When NOT to use — limitations and common misapplications

— WG XIII is not a reporting checklist and not a risk-of-bias or quality-scoring instrument; completing or citing it does not document a study or grade its internal validity, and it cannot substitute for STROBE/RECORD-PE at write-up or for ROBINS-I at appraisal. It frames the assessment of fitness-for-purpose but does not perform it — invoking WG XIII does not certify that a database is fit; that judgment must be evidenced. It is not a protocol template: do not use it where HARPER or StaRT-RWE is required to specify the design, and do not treat it as a replacement for the ENCePP Guide on Methodological Standards governing EU PASS conduct. The deepest failure mode is framework-as-theater: citing the consensus to lend regulatory gloss to a study while leaving estimands vague, phenotypes unvalidated, time zero misaligned, and confounding unaddressed. Adopting its principles does not make an observational comparison causal; the design, comparator, and analysis still have to earn that. Finally, regional regulatory acceptance varies, so WG XIII consensus does not guarantee any single agency's acceptance of a given study.
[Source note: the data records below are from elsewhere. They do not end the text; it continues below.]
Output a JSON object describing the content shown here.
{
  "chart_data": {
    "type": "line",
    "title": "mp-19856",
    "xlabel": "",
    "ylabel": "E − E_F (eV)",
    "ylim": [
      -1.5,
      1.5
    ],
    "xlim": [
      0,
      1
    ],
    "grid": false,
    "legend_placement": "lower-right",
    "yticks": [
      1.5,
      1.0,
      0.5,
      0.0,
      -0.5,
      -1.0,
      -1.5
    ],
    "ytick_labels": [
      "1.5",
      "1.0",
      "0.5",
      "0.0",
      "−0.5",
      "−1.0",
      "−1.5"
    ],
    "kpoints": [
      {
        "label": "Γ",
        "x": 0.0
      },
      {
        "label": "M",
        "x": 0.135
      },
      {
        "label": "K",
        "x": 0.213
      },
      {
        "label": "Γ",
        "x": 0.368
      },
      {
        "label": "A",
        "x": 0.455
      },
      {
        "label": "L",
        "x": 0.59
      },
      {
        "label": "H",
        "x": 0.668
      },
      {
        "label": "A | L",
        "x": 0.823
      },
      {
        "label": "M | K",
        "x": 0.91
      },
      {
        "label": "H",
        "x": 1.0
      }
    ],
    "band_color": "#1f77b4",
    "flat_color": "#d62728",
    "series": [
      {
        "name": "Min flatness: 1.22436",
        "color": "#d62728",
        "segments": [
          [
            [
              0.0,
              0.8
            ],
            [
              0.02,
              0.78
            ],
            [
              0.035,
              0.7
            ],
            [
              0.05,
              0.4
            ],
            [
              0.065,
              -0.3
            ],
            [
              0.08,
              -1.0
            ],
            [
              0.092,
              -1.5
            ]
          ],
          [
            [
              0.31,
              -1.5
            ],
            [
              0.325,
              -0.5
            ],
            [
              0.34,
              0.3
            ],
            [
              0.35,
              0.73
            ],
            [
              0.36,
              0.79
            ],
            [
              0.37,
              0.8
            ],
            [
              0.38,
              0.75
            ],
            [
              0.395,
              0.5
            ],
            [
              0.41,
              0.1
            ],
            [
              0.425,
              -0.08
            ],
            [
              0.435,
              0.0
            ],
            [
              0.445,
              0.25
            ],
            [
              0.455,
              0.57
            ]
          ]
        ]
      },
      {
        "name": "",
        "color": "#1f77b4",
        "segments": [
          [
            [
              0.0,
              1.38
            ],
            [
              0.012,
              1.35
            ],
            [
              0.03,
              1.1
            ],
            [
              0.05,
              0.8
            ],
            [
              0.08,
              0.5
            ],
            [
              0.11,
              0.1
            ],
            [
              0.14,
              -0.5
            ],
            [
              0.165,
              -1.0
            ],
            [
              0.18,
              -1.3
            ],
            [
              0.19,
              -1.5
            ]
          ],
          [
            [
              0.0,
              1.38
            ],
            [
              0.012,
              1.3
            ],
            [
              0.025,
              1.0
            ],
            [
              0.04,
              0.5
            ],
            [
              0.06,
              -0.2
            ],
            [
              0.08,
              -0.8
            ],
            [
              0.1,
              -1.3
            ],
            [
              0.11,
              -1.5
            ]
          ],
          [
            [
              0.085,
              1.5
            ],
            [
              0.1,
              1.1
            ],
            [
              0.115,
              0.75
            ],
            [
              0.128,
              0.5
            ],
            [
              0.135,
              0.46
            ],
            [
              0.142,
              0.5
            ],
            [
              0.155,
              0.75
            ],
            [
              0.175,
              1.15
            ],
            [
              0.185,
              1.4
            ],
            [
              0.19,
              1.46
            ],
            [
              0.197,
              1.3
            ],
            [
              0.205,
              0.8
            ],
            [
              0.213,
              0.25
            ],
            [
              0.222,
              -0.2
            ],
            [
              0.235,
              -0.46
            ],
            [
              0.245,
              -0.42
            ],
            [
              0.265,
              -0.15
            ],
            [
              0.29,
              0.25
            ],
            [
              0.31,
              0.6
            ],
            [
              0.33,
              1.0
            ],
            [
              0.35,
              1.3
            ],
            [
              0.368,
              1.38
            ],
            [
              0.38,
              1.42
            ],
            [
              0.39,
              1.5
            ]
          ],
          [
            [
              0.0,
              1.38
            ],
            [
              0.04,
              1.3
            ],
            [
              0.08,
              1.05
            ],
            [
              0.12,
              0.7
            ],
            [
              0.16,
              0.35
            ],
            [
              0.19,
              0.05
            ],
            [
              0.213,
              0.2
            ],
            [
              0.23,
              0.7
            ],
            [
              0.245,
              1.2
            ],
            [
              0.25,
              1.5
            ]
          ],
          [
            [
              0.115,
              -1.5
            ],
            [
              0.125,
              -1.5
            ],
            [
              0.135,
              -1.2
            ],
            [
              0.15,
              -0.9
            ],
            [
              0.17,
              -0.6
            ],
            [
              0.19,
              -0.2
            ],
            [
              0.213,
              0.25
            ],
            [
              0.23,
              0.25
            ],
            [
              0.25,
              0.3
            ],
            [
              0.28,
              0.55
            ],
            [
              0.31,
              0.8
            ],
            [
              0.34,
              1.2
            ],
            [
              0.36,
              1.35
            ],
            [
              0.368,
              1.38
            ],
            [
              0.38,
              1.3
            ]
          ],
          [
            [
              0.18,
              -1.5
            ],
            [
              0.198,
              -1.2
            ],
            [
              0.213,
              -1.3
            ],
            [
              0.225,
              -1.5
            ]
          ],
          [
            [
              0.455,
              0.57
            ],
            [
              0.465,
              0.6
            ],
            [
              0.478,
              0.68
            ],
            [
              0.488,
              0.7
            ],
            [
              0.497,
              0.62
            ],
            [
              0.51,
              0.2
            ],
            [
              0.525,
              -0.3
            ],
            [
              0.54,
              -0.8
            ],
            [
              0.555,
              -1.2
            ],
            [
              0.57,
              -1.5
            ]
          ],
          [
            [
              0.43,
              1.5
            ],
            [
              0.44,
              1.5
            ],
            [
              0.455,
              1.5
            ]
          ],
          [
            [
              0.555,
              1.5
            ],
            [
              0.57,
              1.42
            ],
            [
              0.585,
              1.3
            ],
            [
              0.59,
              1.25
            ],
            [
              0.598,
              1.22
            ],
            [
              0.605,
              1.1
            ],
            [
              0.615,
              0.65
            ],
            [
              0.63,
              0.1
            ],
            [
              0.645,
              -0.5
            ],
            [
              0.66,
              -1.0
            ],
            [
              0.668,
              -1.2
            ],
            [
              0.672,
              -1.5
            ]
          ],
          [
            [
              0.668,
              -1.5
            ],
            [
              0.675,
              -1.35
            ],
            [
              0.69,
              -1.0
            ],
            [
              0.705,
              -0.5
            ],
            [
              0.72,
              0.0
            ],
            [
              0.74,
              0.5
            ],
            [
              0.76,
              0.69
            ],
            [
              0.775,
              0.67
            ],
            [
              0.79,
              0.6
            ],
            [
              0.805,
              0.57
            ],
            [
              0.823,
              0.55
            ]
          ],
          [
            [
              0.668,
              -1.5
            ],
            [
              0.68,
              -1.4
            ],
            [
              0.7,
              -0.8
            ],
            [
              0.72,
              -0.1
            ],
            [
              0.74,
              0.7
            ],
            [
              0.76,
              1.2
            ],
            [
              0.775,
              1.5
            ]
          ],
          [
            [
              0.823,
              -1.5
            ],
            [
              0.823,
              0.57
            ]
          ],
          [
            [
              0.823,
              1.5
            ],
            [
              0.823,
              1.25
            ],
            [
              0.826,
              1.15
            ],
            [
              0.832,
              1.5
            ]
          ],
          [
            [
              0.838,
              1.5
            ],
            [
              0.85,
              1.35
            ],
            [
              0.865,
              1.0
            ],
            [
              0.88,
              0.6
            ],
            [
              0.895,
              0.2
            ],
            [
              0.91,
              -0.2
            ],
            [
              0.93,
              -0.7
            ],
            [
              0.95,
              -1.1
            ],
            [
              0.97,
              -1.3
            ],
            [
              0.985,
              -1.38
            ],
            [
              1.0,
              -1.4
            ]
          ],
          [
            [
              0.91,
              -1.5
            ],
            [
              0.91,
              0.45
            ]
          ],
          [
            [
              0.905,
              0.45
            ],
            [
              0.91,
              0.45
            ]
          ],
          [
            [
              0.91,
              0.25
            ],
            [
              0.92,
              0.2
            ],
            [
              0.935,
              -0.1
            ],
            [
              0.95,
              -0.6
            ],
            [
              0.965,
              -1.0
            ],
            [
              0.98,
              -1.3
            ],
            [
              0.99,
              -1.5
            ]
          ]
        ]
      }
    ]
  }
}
How it maps to this catalog

— Each WG XIII expectation is implemented by concrete catalog concepts. The estimand and intercurrent-event requirement is operationalized by `estimands-ate-att-intercurrent-events-rwe` and traced via `estimand-analysis-traceability-rwe`, with `picots-framework-rwe` structuring the question. Fitness-for-purpose maps to `fit-for-purpose-data-assessment-rwe`, plus `database-feasibility-attrition-funnel-rwe` and `claims-analysis` for source-specific feasibility and provenance. Phenotype/algorithm validation is implemented by `diagnosis-phenotype-algorithm-1ip-2op-time-window-rwe`, `claims-outcome-algorithm-ppv-sensitivity-rwe`, and `ehr-phenotyping-algorithms-rwe`. Time-zero alignment and the new-user/active-comparator design are realized through `time-zero-index-date-alignment-rwe`, `immortal-time-bias-handling`, and `active-comparator-new-user` (often within `target-trial-emulation`). Confounding control is delivered by `high-dimensional-propensity-score-hdps-rwe` and `propensity-score-methods-psm-iptw`. Attrition, missing data, and sensitivity/quantitative bias analysis are covered by `attrition-and-loss-to-follow-up-rwe`, `unmeasured-confounding-probabilistic-bias-analysis-rwe`, and `e-value-sensitivity-analysis`. Applied note: for a claims- or EHR-based external-control or PASS study, WG XIII is the upstream rationale and acceptability layer — establish the regulatory objective and data fitness with it, build the protocol with HARPER/StaRT-RWE, implement the design and analysis with the concepts above, and report with RECORD-PE/STROBE.